Effectiveness of LLP

We evaluated LLP under various settings, including transductive, production (new nodes and edges appear during testing), and cold-start (testing nodes appear without edges) scenarios. The experimental results demonstrate that LLP consistently outperforms MLPs and the two direct distillation methods. Notably, as Table 2 shown, LLP achieves superior performance compared to the teacher GNN model on 7 out of 8 datasets in the transductive setting.

Figure 1
Table 2: Link prediction performances under transductive setting. Best and second-best performances are marked with bold and underlined, respectively.

Efficiency of LLP

Figure 3 shows that LLP not only improves performance but also offers significant speed improvements compared to GNNs and other inference acceleration methods.
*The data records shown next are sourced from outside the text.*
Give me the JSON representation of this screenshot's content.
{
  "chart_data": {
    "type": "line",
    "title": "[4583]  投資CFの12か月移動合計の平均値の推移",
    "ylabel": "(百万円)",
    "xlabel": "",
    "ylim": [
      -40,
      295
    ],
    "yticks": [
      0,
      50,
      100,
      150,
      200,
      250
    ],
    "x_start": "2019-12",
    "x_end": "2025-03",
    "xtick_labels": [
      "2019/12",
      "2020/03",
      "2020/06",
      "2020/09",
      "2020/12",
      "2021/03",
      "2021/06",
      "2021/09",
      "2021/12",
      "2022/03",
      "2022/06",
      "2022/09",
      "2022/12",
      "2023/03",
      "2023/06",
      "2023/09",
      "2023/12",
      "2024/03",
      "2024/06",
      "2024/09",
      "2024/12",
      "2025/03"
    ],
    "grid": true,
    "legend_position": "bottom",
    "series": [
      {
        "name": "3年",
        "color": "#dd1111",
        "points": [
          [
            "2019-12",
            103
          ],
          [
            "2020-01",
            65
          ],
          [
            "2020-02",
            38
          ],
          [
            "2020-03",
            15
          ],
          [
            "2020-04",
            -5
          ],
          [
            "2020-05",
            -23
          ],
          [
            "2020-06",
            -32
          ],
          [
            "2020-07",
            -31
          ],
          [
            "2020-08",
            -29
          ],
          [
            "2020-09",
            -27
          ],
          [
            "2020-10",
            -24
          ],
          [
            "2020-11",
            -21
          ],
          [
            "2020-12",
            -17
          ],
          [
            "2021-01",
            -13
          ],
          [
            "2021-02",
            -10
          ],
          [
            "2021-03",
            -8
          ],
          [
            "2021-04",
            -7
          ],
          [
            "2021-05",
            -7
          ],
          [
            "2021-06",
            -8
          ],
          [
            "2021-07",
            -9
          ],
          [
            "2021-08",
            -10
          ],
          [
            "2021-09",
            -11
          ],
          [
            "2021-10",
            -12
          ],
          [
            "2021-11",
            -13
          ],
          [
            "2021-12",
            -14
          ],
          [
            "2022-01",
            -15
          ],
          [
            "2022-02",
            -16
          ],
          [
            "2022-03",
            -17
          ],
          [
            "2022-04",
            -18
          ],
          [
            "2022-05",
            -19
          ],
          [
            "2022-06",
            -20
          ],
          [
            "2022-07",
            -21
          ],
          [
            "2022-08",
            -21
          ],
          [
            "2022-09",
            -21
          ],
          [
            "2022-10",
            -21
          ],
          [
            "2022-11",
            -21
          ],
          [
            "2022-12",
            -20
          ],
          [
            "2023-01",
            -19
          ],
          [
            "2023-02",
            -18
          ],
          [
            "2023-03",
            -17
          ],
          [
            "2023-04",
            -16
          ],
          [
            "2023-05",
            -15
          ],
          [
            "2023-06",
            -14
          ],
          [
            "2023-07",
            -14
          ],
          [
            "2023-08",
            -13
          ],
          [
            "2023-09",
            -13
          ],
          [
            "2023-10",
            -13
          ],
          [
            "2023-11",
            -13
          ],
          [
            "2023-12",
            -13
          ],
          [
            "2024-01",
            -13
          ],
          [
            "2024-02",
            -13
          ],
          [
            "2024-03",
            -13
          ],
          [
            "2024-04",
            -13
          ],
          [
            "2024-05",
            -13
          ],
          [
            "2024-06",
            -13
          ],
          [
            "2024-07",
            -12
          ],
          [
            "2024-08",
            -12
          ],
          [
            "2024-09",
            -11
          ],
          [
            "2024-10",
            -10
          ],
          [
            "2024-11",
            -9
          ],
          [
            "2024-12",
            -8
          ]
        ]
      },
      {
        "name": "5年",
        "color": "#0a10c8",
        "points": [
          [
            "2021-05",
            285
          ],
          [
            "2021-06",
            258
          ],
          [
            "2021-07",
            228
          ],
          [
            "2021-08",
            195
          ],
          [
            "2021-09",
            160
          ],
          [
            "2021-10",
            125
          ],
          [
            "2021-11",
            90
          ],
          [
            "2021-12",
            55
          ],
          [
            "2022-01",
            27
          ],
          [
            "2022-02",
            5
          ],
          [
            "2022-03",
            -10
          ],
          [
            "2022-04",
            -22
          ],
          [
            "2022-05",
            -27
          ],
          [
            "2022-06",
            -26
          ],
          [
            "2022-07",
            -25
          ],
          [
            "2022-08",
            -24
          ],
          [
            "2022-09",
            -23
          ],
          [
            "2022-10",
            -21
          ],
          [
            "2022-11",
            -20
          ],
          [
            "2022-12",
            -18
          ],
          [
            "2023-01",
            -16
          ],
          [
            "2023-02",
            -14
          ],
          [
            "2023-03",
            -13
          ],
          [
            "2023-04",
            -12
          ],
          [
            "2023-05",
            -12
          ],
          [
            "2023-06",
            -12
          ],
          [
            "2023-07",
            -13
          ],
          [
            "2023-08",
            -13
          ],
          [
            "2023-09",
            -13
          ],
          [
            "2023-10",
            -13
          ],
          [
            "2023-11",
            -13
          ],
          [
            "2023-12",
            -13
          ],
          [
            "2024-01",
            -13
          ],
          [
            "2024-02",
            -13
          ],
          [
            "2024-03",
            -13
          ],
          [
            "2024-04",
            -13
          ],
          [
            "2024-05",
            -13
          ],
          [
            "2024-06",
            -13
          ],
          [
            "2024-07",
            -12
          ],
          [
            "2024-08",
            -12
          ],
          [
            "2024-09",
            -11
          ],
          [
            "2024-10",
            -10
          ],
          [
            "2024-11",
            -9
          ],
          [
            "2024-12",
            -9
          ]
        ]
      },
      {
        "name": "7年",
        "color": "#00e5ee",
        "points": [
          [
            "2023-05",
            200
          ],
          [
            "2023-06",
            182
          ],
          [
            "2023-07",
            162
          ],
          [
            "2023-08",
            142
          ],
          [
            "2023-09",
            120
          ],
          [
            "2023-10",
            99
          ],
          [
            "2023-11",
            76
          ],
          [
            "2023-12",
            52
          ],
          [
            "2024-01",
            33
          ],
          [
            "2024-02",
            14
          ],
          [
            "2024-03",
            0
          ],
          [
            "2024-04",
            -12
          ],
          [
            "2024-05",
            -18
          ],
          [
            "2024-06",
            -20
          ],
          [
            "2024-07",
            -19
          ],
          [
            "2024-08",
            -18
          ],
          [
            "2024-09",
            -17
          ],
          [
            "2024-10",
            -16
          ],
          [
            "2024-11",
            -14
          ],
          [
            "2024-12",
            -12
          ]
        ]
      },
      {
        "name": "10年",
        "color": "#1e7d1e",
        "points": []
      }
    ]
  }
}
The experimental results show the efficiency gains achieved by LLP, reinforcing its practical applicability for large- scale link prediction tasks.

Figure 1
Figure 3: Inference time and prediction performance comparison of LLP with GNN and GNN inference acceleration methods on Collab dataset.

Conclusion

In this work, we address challenges related to deploying GNNs for link prediction at scale. By exploring cross-model distillation techniques from GNNs to MLPs, we introduce LLP as a novel framework that combines the strengths of both models. Our experiments demonstrated the effectiveness and efficiency of LLP in various settings. With LLP, we achieve improved performances as well as faster inference times, making it a promising solution for large-scale link prediction tasks that require both accuracy and efficiency. Our work provides valuable insights into developing effective knowledge distillation frameworks for GNNs and also serves as a new perspective for effective, efficient, and scalable link prediction.